A regular Yoga practice ensures better stress management and allows you to achieve a longer-lasting balance between body, mind, and spirit. Yoga enables you to achieve a state of serenity, banish daily problems and concerns, and focus on movements that put your muscles to work in ways that benefit your back. Finding significant pain relief is a complex process that usually involves a trial and error system; however, each yoga session will give you the chance to stay active, boost core muscle strength and increase your flexibility. Quite often, patients that practice yoga at least once a week feel better than the ones who receive physical therapy and medication to improve their physical condition and win the battle with chronic back pain. There are several specific poses that you should master to reduce the discomfort that you’re experiencing, including Bird Dog, Boat, Cow Face Pose and Forearm Plank. All poses will tone several parts of your body, promoting mobility, improving your mood and stimulating you to stay active. For instance, the Cow Face Pose can stretch out your buttocks, hips, upper back and shoulders, letting you work on different key areas to strengthen your body and develop stronger pain coping capabilities.
Quite often, patients who practice yoga at least once a week feel better than those who utilize physical therapy and medication alone to relieve chronic back pain.

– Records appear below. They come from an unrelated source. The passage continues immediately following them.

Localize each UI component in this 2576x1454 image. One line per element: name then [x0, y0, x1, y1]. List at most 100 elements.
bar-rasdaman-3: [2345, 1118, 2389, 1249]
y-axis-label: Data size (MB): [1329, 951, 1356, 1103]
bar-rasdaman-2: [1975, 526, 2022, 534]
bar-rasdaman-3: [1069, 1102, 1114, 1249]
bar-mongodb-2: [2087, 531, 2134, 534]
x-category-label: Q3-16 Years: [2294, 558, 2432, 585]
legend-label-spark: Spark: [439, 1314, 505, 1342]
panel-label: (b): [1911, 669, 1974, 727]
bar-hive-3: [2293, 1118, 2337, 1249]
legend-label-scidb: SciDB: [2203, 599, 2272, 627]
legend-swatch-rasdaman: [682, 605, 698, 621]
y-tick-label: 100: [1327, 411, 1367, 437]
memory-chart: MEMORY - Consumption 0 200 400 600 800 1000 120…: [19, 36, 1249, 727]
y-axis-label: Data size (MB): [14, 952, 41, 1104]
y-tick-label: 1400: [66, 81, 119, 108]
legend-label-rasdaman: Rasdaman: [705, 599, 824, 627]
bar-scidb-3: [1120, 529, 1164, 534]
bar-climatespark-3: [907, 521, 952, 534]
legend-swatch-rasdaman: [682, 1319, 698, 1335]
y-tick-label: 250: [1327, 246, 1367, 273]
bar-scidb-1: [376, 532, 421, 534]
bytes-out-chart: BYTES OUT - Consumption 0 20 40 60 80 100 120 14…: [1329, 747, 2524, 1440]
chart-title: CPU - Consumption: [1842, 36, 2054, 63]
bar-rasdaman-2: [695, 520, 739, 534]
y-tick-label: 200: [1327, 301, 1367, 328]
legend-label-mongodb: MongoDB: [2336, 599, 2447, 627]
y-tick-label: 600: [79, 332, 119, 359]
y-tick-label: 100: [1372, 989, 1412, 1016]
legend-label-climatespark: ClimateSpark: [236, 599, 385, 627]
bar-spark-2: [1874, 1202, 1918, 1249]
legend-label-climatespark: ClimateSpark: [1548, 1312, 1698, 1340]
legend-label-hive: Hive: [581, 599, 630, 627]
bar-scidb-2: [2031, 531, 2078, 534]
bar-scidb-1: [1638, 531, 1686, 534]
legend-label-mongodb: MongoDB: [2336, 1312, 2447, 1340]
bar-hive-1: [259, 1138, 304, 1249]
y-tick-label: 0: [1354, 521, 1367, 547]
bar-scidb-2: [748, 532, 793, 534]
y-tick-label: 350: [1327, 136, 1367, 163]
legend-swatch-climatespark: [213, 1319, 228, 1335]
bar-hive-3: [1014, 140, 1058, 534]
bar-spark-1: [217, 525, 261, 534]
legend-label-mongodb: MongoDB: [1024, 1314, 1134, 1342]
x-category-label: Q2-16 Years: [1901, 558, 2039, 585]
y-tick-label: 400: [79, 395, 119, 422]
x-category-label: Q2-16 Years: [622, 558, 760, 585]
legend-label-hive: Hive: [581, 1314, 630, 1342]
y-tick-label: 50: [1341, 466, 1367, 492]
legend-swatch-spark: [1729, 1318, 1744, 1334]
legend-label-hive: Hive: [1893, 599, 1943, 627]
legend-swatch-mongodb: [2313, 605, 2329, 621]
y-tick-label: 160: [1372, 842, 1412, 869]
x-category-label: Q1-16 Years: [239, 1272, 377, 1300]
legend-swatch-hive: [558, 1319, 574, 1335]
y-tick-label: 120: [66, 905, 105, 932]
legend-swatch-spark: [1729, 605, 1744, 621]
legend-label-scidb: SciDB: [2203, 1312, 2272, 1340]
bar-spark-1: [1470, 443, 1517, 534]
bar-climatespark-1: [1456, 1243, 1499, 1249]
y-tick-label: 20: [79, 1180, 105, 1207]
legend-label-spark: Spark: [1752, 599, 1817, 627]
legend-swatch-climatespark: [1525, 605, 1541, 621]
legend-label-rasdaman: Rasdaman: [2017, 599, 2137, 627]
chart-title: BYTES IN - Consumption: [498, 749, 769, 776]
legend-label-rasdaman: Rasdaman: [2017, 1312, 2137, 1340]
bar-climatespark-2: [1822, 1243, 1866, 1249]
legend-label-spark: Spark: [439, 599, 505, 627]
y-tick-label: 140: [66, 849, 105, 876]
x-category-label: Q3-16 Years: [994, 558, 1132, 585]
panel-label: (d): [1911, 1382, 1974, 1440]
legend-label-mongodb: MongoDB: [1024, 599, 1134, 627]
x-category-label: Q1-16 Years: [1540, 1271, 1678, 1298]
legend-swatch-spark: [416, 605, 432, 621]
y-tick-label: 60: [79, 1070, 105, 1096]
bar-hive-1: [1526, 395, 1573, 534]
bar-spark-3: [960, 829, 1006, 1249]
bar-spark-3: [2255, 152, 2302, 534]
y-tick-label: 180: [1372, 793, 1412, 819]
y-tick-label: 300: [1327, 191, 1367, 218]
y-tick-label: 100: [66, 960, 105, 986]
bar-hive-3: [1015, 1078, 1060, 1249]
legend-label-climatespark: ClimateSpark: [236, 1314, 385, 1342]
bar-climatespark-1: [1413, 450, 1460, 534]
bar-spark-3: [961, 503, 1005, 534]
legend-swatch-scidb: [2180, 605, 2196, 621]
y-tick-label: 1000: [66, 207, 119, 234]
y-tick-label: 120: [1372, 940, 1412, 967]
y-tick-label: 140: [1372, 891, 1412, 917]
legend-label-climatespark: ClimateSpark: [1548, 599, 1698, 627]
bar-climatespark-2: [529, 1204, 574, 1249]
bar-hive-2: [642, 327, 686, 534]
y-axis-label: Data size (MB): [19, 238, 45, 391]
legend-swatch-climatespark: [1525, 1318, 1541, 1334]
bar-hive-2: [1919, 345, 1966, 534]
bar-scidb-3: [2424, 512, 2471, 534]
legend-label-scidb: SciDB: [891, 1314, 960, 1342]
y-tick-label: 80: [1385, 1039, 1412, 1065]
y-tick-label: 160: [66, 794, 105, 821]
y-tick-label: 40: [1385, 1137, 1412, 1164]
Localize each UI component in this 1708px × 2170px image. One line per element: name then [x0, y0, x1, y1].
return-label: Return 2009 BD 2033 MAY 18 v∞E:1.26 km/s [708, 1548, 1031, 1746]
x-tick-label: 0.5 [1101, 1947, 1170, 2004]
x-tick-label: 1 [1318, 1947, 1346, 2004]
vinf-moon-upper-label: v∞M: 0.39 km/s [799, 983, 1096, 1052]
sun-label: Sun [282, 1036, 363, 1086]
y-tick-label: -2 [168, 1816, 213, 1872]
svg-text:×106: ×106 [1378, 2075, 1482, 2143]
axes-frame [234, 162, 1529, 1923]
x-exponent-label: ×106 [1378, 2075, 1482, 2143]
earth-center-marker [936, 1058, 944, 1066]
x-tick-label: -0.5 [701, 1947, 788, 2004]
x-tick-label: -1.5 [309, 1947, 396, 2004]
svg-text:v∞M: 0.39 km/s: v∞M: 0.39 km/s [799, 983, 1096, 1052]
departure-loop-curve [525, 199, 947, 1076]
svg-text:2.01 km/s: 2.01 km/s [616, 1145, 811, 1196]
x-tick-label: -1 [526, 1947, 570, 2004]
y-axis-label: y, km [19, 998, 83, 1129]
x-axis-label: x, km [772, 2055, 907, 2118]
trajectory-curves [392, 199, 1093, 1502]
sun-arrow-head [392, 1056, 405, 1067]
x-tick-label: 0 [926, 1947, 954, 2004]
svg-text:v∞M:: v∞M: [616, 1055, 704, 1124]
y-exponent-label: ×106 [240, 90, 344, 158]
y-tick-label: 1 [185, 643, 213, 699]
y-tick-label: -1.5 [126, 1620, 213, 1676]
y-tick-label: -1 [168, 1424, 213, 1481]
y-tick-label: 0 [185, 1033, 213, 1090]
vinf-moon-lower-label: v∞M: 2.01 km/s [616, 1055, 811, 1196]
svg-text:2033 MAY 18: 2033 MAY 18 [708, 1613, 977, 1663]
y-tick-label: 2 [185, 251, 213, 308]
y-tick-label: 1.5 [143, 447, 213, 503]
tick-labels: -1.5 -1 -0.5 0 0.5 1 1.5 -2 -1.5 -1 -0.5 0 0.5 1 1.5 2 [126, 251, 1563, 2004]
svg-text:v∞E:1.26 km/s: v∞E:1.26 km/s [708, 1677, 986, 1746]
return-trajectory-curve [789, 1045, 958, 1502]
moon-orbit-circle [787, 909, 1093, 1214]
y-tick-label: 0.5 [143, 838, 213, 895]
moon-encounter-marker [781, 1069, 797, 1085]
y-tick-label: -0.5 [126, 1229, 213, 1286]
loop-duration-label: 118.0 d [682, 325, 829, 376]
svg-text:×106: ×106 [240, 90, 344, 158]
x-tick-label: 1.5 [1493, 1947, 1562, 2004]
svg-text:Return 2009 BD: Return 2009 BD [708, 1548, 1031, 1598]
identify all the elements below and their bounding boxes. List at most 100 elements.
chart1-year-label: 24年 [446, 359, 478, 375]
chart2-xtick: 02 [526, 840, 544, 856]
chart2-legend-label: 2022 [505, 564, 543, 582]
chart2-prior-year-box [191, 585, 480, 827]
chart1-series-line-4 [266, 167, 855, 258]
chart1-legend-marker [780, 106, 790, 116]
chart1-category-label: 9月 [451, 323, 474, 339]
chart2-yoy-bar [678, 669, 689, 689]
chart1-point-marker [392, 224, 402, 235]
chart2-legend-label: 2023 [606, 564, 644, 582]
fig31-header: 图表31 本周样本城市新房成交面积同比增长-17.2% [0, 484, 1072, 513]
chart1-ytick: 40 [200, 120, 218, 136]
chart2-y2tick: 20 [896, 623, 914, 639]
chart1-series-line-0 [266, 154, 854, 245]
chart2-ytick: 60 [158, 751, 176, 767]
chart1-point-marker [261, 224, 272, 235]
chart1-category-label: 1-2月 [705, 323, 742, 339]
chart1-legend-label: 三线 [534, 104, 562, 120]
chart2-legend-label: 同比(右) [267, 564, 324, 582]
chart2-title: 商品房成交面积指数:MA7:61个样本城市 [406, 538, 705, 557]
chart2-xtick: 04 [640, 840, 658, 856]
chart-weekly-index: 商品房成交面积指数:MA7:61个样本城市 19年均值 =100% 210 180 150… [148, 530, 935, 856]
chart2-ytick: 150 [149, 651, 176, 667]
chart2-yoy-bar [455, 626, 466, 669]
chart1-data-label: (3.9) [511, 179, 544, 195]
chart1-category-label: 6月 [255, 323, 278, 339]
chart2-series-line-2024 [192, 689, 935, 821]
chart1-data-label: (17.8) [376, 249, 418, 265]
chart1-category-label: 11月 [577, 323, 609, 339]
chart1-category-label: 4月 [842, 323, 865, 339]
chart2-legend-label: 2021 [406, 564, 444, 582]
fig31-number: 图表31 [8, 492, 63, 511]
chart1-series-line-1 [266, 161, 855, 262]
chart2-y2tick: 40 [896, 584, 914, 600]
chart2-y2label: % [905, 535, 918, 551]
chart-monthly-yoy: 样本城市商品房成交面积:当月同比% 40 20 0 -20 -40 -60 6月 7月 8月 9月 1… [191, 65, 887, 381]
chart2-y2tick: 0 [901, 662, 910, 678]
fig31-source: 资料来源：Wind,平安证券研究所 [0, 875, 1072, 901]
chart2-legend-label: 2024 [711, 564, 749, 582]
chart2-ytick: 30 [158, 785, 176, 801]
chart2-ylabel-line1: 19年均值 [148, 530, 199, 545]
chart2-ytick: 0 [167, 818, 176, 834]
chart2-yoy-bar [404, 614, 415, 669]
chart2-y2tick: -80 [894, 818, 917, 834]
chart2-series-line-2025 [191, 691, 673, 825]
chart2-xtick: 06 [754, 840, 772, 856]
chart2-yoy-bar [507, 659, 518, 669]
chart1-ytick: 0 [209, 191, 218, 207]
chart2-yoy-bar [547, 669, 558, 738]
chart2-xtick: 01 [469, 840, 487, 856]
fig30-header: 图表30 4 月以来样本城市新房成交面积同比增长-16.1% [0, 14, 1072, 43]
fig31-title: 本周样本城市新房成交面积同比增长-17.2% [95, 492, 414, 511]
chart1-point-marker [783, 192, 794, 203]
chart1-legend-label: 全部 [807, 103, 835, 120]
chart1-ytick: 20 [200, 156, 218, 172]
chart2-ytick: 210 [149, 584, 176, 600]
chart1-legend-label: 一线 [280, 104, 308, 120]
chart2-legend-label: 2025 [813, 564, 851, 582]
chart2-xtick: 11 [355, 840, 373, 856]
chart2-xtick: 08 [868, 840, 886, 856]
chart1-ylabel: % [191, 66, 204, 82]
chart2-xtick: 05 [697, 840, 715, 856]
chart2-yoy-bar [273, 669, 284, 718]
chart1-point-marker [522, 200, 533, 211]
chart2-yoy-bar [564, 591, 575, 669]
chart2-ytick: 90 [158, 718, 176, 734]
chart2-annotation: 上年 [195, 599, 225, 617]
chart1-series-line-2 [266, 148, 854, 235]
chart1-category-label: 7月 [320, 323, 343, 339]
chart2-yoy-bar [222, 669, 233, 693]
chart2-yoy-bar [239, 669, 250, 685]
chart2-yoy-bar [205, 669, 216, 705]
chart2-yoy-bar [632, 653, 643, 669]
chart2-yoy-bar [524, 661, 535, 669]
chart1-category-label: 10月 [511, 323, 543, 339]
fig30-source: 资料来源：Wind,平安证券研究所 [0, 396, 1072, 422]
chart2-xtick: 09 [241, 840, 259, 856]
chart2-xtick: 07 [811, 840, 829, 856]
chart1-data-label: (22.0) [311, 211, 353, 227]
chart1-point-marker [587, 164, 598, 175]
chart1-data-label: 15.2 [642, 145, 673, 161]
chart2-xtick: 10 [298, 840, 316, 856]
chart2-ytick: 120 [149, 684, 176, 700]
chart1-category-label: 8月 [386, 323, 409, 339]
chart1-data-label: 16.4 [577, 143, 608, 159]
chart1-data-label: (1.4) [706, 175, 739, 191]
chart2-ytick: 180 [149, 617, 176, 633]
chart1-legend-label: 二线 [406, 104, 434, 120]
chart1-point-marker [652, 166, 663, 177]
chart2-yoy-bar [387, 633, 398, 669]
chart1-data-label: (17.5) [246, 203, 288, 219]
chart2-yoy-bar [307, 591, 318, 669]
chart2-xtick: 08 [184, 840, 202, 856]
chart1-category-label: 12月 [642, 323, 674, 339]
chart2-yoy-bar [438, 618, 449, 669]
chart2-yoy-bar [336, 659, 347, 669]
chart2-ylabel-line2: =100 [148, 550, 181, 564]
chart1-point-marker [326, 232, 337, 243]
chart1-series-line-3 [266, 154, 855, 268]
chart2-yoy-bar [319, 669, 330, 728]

A couple of Yoga poses to consider for stretching tight muscles and ligaments as well as for building balanced muscle strength, include:
- Bird Dog Pose- starting on your hands and knees (on all fours) extend one arm out straight in front of you, and the opposite leg out straight behind you. Repeat on the opposite side.
- Boat Pose- balancing on your behind, create a 45-degree angle between your upper body and lower body and hold. At first, you may not be able to straighten your legs, and that is ok.
- Cow Face Pose- Sitting with legs crossed, one over the other, and arms linked behind the back.
- Forearm Plank- In a plank position on the floor, with your arms bent so your weight is resting on your forearms and your toes.
All poses will tone several parts of your body, promoting mobility, improving your mood and stimulating you to stay active. Yoga, meditation, and regular chiropractic adjustments are a powerful combination for not only reducing the debilitating effects of chronic pain in the back but also for promoting flexibility and strength. This approach goes beyond just eliminating pain, to promoting an overall state of health and wellbeing.